10 yıldır tehdit ve takip ediliyordu: Salih el-Aruri kimdir?

Netanyahu, Aksa Tufanı’ndan önce Aruri’yi çatışmaların fitilini ateşleyen ve Tahran'dan Beyrut, Kudüs ve Gazze'ye kadar tüm temas hatlarını bir araya getiren kişi olarak tanımlamış ve tehdit etmişti.

Aruri'nin suikast tehdidine karşılık olarak yayınladığı fotoğraf (DPA)
Aruri'nin suikast tehdidine karşılık olarak yayınladığı fotoğraf (DPA)
TT

10 yıldır tehdit ve takip ediliyordu: Salih el-Aruri kimdir?

Aruri'nin suikast tehdidine karşılık olarak yayınladığı fotoğraf (DPA)
Aruri'nin suikast tehdidine karşılık olarak yayınladığı fotoğraf (DPA)

İsrail Başbakanı Binyamin Netanyahu, geçtiğimiz Ağustos ayının sonlarında, Aksa Tufanı Operasyonu’ndan yaklaşık bir buçuk ay önce, Hamas Hareketi’nin Batı Şeria'daki altyapısını yeniden inşa eden ve Lübnan’da Hamas hücreleri oluşturan kişi olarak Hamas’ın üst düzey liderlerden Salih el-Aruri’ye karşı İsrail'de büyük bir öfke dalgasının yaşandığı bir dönemde Aruri’yi suikastla tehdit etmişti.
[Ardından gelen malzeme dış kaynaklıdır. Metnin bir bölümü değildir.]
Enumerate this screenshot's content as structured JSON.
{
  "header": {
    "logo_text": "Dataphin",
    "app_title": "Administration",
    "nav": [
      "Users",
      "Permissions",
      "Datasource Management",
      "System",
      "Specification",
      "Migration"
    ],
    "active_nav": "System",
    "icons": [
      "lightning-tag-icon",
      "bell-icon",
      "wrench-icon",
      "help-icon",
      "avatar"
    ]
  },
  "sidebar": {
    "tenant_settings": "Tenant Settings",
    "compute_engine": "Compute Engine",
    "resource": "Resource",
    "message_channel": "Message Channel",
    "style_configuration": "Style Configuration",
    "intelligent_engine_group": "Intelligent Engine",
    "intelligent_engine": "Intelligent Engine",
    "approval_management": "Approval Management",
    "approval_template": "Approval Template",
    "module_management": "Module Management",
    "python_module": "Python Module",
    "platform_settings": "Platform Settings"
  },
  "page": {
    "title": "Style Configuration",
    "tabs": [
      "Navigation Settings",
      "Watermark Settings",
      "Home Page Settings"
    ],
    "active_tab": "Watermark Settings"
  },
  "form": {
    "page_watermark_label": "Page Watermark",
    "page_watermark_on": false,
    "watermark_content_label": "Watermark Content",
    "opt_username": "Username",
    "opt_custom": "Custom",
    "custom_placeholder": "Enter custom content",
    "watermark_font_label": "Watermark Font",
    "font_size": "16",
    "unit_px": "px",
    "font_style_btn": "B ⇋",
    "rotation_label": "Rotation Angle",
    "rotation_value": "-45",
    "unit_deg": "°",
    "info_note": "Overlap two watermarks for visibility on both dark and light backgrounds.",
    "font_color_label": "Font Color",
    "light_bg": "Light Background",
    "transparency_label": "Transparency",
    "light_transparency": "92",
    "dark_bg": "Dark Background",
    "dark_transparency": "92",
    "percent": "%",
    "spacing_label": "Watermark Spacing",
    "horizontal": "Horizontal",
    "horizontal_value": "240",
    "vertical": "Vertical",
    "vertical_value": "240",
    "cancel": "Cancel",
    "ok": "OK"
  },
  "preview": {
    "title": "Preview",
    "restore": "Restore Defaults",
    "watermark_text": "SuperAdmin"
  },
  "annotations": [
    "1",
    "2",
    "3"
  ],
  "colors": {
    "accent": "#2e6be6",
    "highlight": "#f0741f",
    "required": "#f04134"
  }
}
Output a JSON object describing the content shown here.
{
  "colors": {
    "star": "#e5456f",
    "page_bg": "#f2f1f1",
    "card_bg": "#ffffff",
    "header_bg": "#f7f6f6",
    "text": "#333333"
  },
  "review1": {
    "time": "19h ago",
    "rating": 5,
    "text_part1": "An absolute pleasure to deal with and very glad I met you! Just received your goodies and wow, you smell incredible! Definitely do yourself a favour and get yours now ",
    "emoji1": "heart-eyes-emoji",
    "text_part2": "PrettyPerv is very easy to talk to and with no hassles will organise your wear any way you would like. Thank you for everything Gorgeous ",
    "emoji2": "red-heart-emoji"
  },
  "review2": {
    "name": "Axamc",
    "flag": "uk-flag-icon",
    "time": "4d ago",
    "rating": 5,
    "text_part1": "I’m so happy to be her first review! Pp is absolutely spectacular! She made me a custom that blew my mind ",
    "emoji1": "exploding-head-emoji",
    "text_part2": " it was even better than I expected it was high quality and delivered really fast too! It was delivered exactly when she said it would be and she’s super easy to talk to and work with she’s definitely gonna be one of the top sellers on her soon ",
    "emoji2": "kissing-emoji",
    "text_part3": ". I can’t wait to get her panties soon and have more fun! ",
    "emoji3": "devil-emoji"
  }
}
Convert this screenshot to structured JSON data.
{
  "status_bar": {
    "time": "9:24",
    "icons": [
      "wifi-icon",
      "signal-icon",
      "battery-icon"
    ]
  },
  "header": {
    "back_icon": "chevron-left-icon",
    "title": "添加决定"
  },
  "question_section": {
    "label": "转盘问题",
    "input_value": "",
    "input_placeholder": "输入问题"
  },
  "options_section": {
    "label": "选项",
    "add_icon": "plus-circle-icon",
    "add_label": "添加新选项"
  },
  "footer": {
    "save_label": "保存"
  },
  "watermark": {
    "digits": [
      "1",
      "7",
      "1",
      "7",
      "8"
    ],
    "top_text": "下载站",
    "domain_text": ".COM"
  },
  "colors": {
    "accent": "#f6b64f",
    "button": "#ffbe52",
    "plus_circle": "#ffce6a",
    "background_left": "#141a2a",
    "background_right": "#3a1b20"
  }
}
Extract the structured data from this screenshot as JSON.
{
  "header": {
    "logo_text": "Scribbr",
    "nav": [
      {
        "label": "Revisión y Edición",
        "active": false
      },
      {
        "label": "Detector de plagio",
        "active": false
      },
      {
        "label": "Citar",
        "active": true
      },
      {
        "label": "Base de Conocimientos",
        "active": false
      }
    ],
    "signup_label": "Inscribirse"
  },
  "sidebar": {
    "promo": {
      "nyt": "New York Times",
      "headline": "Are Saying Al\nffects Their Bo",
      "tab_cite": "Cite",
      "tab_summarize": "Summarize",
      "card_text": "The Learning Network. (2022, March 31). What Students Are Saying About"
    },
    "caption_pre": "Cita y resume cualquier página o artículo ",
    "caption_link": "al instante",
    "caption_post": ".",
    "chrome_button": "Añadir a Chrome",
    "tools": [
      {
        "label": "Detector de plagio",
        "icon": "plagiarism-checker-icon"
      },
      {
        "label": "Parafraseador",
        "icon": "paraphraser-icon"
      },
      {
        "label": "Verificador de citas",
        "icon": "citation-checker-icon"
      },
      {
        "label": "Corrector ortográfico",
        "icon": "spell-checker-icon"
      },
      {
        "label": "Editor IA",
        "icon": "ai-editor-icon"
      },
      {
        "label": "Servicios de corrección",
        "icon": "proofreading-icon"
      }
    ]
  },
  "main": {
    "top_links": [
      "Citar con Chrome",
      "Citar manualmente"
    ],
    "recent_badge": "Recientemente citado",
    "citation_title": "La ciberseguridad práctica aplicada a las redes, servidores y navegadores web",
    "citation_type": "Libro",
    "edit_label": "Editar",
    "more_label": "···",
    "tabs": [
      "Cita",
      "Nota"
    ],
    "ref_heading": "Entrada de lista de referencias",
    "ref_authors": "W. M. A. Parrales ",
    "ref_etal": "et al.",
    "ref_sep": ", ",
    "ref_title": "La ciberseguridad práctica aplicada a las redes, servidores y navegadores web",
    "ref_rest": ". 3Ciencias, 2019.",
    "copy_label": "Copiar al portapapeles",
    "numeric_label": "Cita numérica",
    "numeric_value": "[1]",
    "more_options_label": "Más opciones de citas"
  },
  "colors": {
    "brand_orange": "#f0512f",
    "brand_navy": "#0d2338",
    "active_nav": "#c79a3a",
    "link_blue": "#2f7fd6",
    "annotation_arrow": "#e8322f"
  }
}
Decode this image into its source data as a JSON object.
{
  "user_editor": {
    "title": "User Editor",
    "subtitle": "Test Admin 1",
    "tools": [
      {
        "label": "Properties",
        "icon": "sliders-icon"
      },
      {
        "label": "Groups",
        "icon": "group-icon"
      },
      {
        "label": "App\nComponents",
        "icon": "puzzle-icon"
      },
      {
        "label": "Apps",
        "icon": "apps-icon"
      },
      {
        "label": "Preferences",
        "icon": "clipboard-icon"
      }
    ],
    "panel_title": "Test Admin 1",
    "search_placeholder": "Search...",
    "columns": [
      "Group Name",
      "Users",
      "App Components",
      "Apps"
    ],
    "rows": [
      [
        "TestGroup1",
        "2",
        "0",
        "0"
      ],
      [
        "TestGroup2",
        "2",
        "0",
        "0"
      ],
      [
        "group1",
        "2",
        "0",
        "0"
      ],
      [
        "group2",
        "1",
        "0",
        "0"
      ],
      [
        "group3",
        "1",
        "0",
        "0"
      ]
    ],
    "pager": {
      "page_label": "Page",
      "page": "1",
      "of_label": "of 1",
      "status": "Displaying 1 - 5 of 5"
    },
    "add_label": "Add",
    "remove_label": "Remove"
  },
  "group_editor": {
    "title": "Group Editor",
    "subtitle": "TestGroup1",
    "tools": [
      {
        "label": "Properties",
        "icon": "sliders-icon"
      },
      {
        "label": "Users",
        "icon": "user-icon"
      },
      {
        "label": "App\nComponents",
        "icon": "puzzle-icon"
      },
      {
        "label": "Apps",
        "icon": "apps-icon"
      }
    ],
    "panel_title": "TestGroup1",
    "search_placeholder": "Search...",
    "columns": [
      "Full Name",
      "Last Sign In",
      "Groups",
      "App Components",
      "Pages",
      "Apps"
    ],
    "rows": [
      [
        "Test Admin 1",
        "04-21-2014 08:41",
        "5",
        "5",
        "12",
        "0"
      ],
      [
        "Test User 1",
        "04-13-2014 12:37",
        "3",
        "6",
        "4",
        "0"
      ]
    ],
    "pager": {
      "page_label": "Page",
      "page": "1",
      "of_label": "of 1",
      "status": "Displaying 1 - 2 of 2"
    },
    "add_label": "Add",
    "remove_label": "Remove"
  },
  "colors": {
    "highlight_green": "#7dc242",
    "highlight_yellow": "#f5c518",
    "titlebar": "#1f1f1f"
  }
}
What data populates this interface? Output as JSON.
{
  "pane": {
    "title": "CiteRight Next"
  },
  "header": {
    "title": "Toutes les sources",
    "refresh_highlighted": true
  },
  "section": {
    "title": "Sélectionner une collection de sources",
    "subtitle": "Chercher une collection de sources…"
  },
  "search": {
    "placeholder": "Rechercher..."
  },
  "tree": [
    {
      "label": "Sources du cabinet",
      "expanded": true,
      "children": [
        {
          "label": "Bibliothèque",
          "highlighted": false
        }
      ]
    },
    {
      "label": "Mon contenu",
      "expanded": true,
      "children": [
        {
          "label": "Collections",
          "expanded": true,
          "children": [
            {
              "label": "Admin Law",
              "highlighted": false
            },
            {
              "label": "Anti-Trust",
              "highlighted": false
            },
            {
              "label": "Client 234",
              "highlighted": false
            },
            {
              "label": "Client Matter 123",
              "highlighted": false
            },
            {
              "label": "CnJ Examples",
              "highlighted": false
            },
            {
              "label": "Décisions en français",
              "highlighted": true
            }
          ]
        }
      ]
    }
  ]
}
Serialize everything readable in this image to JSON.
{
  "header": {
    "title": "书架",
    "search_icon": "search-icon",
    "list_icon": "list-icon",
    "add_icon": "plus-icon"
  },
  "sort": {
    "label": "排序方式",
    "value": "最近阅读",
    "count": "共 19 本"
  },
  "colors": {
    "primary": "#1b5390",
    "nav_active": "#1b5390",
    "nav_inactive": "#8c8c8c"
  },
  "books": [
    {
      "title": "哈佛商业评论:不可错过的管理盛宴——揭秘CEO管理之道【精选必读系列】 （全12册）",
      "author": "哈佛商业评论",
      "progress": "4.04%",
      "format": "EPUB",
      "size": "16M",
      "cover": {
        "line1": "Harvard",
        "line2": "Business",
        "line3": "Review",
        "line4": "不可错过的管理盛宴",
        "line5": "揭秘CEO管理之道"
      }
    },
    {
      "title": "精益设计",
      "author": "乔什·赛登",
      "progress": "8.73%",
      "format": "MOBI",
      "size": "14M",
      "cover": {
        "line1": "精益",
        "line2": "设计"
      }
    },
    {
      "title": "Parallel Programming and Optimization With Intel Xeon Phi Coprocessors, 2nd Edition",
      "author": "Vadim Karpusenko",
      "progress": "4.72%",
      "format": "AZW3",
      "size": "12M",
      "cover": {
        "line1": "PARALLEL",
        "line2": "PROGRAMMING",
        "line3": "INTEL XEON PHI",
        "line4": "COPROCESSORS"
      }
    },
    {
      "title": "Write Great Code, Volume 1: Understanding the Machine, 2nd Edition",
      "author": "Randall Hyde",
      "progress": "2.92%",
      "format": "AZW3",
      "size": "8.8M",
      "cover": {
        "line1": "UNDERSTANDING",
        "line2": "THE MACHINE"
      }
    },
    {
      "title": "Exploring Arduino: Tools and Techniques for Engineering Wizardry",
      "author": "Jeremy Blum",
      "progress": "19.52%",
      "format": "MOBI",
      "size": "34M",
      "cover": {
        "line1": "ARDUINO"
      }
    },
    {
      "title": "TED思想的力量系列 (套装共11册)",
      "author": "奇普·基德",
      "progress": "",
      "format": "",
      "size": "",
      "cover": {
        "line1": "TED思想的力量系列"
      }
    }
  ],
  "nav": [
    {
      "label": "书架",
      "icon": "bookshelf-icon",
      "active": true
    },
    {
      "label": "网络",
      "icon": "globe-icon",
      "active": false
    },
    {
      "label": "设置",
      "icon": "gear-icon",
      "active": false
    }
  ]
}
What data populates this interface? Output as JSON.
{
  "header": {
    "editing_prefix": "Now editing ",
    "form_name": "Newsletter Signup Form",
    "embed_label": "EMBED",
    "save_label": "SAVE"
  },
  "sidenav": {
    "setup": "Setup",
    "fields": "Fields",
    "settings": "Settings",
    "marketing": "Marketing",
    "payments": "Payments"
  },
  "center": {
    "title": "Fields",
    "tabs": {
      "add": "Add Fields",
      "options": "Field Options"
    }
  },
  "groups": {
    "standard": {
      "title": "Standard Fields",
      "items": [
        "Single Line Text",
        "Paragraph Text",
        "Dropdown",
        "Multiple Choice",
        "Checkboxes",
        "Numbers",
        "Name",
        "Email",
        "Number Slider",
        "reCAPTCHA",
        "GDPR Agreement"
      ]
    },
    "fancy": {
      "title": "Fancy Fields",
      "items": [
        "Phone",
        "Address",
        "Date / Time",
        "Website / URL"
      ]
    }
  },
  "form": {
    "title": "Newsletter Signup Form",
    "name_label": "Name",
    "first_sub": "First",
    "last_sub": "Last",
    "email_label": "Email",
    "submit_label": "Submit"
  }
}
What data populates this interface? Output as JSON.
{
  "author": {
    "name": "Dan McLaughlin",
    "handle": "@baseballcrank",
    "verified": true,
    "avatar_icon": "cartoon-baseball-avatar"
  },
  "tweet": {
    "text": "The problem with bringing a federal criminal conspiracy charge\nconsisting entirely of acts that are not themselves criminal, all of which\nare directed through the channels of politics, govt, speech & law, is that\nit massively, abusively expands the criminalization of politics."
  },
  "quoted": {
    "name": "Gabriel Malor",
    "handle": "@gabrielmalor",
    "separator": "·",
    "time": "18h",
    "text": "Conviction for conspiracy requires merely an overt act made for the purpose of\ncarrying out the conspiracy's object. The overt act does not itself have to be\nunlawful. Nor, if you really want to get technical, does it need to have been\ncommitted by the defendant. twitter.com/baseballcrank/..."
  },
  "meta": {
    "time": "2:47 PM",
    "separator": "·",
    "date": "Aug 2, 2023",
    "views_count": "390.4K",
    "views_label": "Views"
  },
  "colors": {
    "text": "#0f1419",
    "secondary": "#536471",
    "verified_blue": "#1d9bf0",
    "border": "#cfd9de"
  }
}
Aruri, bu tehdide askeri üniforma giydiği bir fotoğrafla karşılık verdi. Zira Aruri, yaklaşık 2014 yılından bu yana suikastla tehdit ediliyordu. Aruri’nin önünde büyük bir silahla telefonla görüştüğü görülen bu fotoğraf ise uzun süredir karşılıklı tehditleri özetleyen bir sahneydi. Yaklaşık 10 yıldır devam eden tehditler, İsrail’in Aruri’yi planlayıcılarından biri olarak gördüğü Aksa Tufanı Operasyonu’ndan 3 ay sonra, 2 Ocak 2024 Salı günü işlenen bir suikastla sona erdi.

Salih el-Aruri kimdir?

Salih el-Aruri’nin adı İsrail hapishanelerinde yıllarca kaldıktan sonra 2010 yılının Mart ayında serbest bırakılana kadar pek bilinmiyordu. Ancak özellikle 2014 yılında İsrail’in Aruri’yi o yılki savaşın fitilini ateşleyenlerden biri olarak görmeye başlamasından sonra kendisi Hamas'ın en çok aranan liderlerinden biri haline geldi. İsrail Başbakanı Netanyahu’nun, Gazze Şeridi'ndeki son savaş öncesinde Aruri’ye yönelttiği suikast tehdidi uygulanana kadar da arananlar listesinin başındaki isimlerden biri olmaya devam etti.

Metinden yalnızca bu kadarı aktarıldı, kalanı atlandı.